October 2020 … For as long as I can remember, when anyone asked me what I wanted to be when I grew up, my answer had almost always been “writer” or “journalist.” Much of that dream that I had at such a young age is thanks to the incredible opportunities I had during elementary and middle school through Healthy NewsWorks.
In 2007, I was a first grader at Cole Manor Elementary when I was invited by Mrs. Levine, the gifted program teacher, to attend a meeting for the school’s health newspaper, the Healthy Comet.
Mrs. Levine knew that I was very shy and would be hesitant to attend. However, she reminded me that my older brother was writing for the paper, and knowing there would be a familiar face made it easier for me to push myself to go at least once. That was probably the best decision I could have made. I remember going home that night filled with excitement and telling my parents I would be writing for the school newspaper.
Thinking back to my Healthy Comet days really brings a great big smile to my face.
I remember meeting once a week, on Thursdays I believe. We had turned an old storage room into our “newspaper room.” Before meetings, sometimes I would be so excited that I would run all the way to the main office to welcome Ms. Uhlman from Healthy NewsWorks and escort her to the room.
My favorite part of the meeting was brainstorming ideas for potential stories and using my professional reporter’s notebook to take as many notes as possible. I always wondered how Ms. Uhlman would write notes so quickly and her eyes would never even need to look at the paper. It was incredible.
Now, 15 years later, I find that I too have acquired that skill. Even though we were all just student journalists at the time, I believe we were treated like much more than that. In my regular classes, students were always writing the same types of essays, learning the same material, and not always getting the chance to explore topics of interest. There was so much freedom in writing for the newspaper. You felt you were doing a real journalist’s work.
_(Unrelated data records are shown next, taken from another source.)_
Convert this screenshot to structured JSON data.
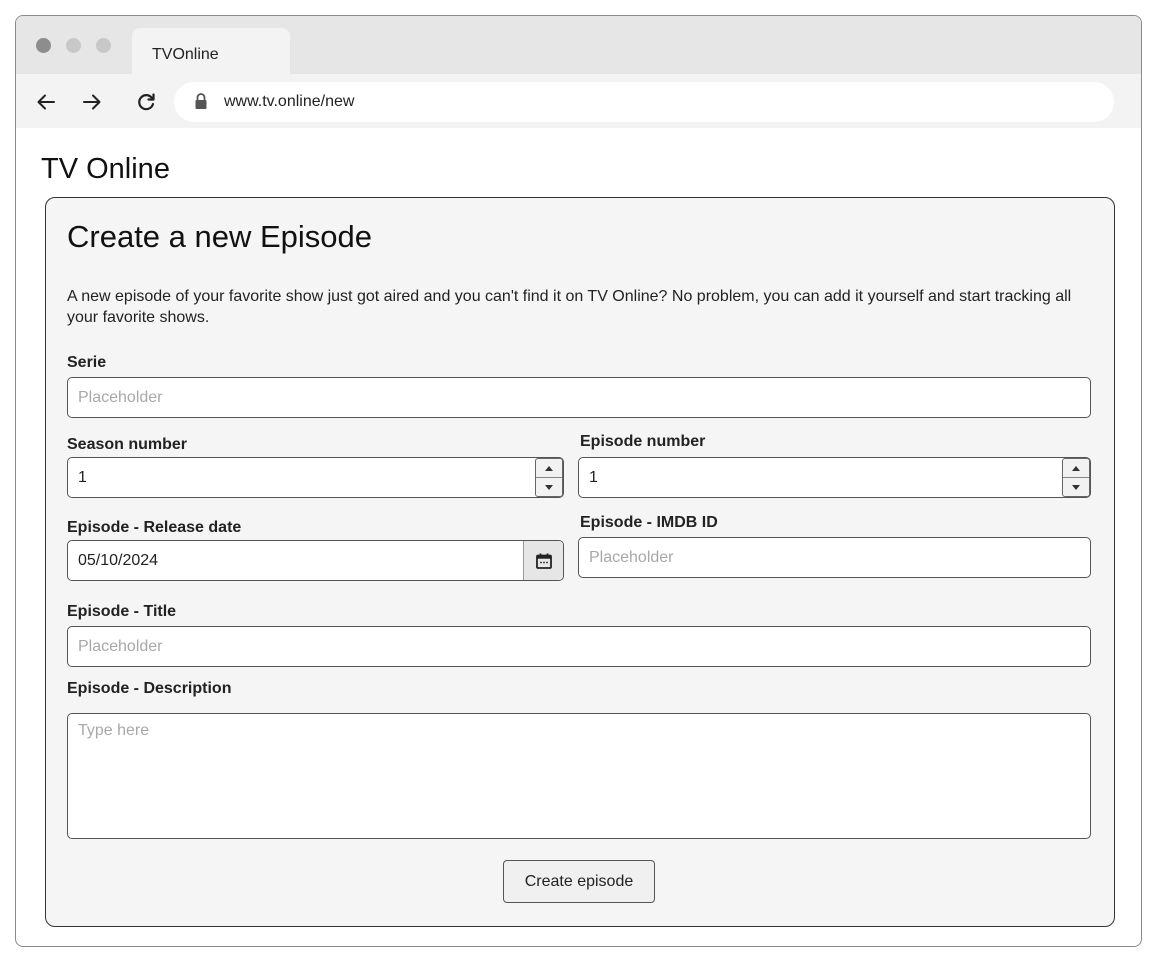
{
  "browser": {
    "tab_title": "TVOnline",
    "url": "www.tv.online/new"
  },
  "app": {
    "title": "TV Online"
  },
  "form": {
    "title": "Create a new Episode",
    "intro": "A new episode of your favorite show just got aired and you can't find it on TV Online? No problem, you can add it yourself and start tracking all your favorite shows.",
    "serie": {
      "label": "Serie",
      "placeholder": "Placeholder",
      "value": ""
    },
    "season_number": {
      "label": "Season number",
      "value": "1"
    },
    "episode_number": {
      "label": "Episode number",
      "value": "1"
    },
    "release_date": {
      "label": "Episode - Release date",
      "value": "05/10/2024"
    },
    "imdb_id": {
      "label": "Episode - IMDB ID",
      "placeholder": "Placeholder",
      "value": ""
    },
    "title_field": {
      "label": "Episode - Title",
      "placeholder": "Placeholder",
      "value": ""
    },
    "description": {
      "label": "Episode - Description",
      "placeholder": "Type here",
      "value": ""
    },
    "submit_label": "Create episode"
  },
  "icons": {
    "back": "arrow-left-icon",
    "forward": "arrow-right-icon",
    "reload": "reload-icon",
    "lock": "lock-icon",
    "calendar": "calendar-icon"
  }
}
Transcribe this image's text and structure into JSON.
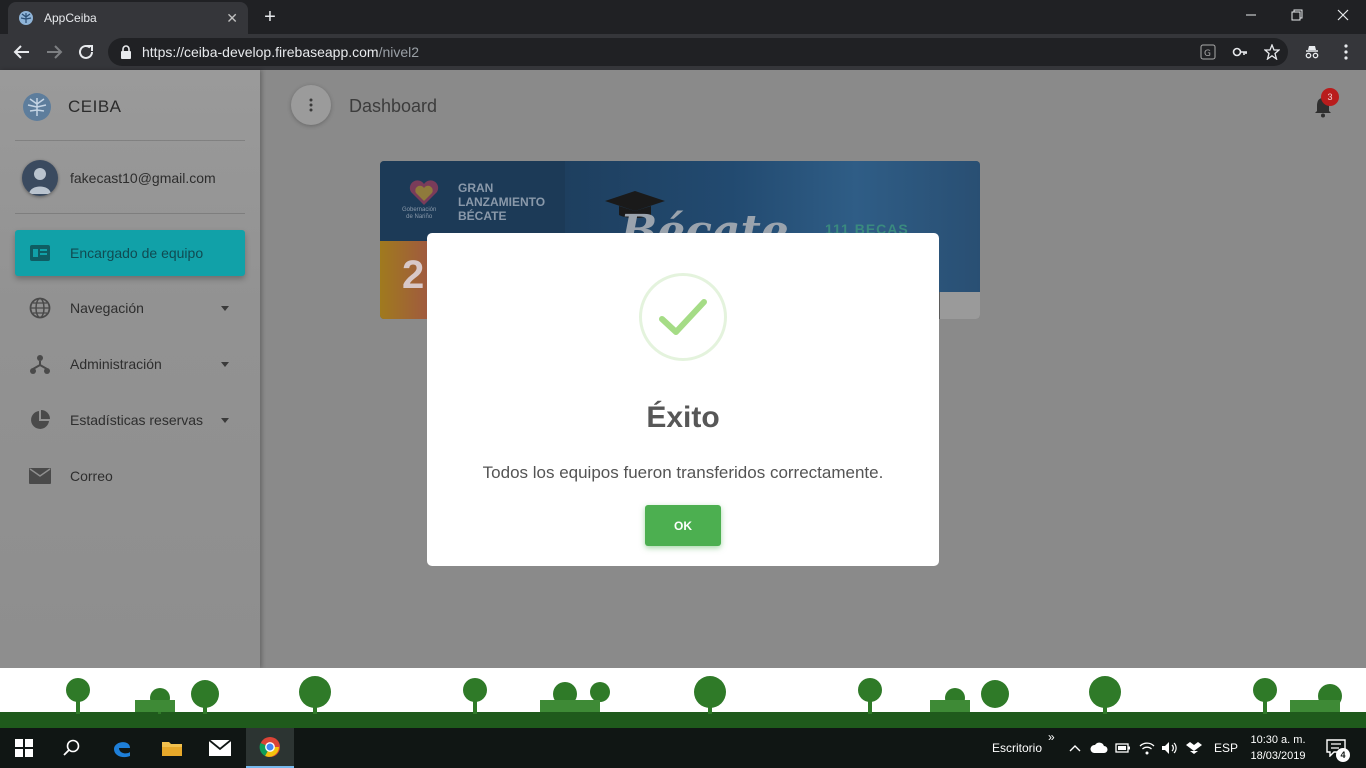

We were pitching story ideas (even if they weren’t always approved), coming up with interview questions, and finding time between class and recess to write our stories.
As time went by, I moved up from Cole Manor to East Norriton Middle School. Its health newspaper, the Bulldog Bulletin, was introduced by Ms. Uhlman as well. My middle school gifted teacher, Mrs. Strickland, helped run the paper. She was very supportive of my writing and helped me recognize it was something I was good at and enjoyed doing.
After working on these newspapers, promoting health in my community and learning from so many great mentors along the way, I could really see how I was beginning to grow as a writer, embrace my passion for writing, and come out of my shell.
Through Healthy NewsWorks, I was able to travel to Washington, DC, for a health conference, interview the acting U.S. surgeon general, hear former President Bill Clinton speak at a conference, conduct interviews, have my writing published in a book, and so much more. I don’t know whether I would be as passionate a writer now, if I hadn’t joined that first Healthy Comet meeting or later worked on the Bulldog Bulletin.
Before writing this piece, I never really sat down and realized just how much these women—Mrs. Levine, Mrs. Strickland, and Ms. Uhlman—made an impact on my education and my writing. Everyone has a great mentor in their lives, and I was lucky to have three, for which I am forever grateful.